My bigger problem with Android is who the mother ship is; Google, which has turned into a spy agency in their own right. They've brilliantly created a portable vehicle to map and catalog your every move and view. Their business model is to destroy your privacy and sell what they learn about you to marketers, the scum of the earth, without restraint or remorse. Apple, on the other hand, is well known to frustrate efforts by marketers to gain access to your private data.

But is no less becoming a spy agency in its own right. The fact that they don't sell the info to marketers as directly is beside the point. Although "in-app-advertising" is rapidly becoming a 'big deal' for them too. They control the browser (with very poor security privacy features, they control the maps, they control the store, they aren't much 'better' then google.

These days I think Microsoft is the least evil of the group, and that's saying something, and perhaps that's only because they don't have the marketshare in mobile to leverage the evil.

Since I have to use them, I'm going to use something I like a lot and not have to worry about too much.

And that's fine. But choosing a samsung and the official store is as safe as using an iphone.

If apple was only concerned about security Apple instead of profit lockin they could even officially sanction 3rd party stores like Steam, the HumbleBundle, FSF repos, Amazon, whatever, etc.

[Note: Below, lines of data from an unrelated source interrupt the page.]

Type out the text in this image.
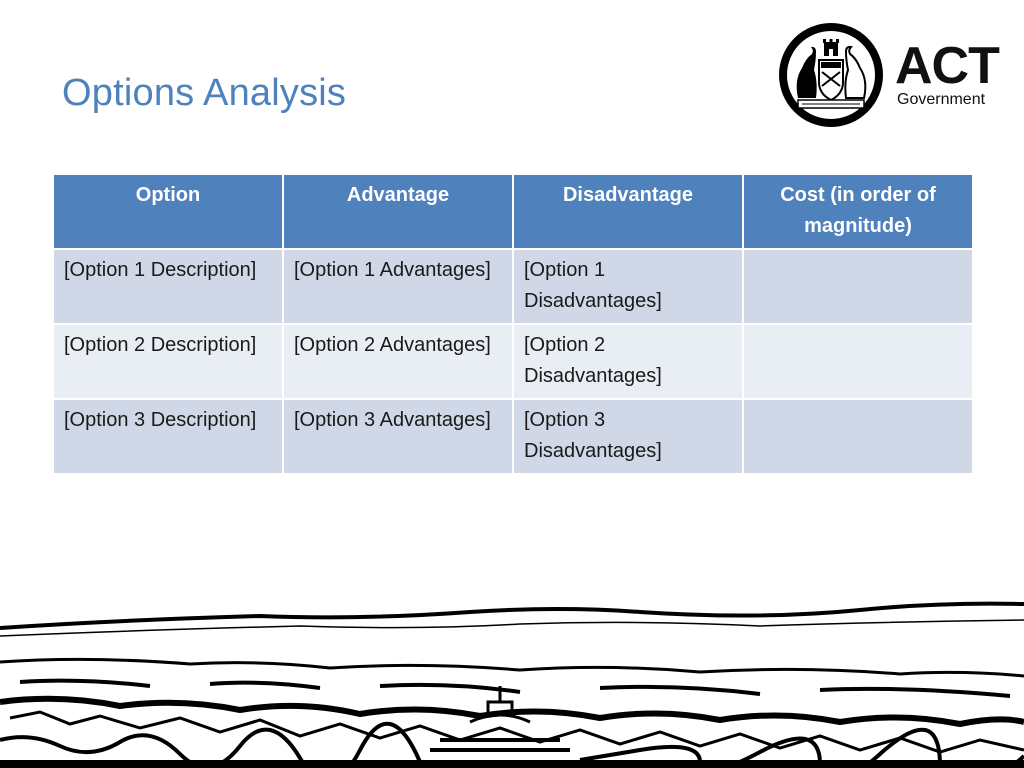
Options Analysis	ACT
Government
Option	Advantage	Disadvantage	Cost (in order of magnitude)
[Option 1 Description]	[Option 1 Advantages]	[Option 1 Disadvantages]	
[Option 2 Description]	[Option 2 Advantages]	[Option 2 Disadvantages]	
[Option 3 Description]	[Option 3 Advantages]	[Option 3 Disadvantages]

In the real world, we have a choice of stores to shop at, and we can leave the security of shopping at stores and buy on ebay and craigslist or from a guy on a blanket on the side of the road.

If you don't want to get ripped off deal with a reputable store. People by and large understand that, and that model works on the internet too.

We don't NEED to be forced to all shop at X and only X to ensure we don't get ripped off.

This report is Stupid on it face.

So 91% of all mallware was for Android systems last year - woohooo. Maybe that is because 81% of all phones are running Android platforms. If you were a hacker trying to infect a phone system - would you target the 19% that are not running Android - or the 81% that are?

This is the same STUPID argument that Apple made for years about they not having any issues with hackers, versus the Windows systems that were constantly attacked. Never occured to them that paltry share of the market they represented in PC sales, just wasn't worth the trouble by the hackers. It never was that they couldn't be hacked or have malware - they simple were to irrrelevent to be targeted.

If you track the increase in Android as the OS for smart phones, you see a coresponding rise in the number of malware that are targeting it. This is not rocket science - it is supply and demand. As the supply of phones that do not use Android falls, the likelyhood that a hacker will write mallware for those systems plumets.

But I bet old F-Secure is more than willing to sell you a piece of software to protect you. They are drumming up fear to increase sales.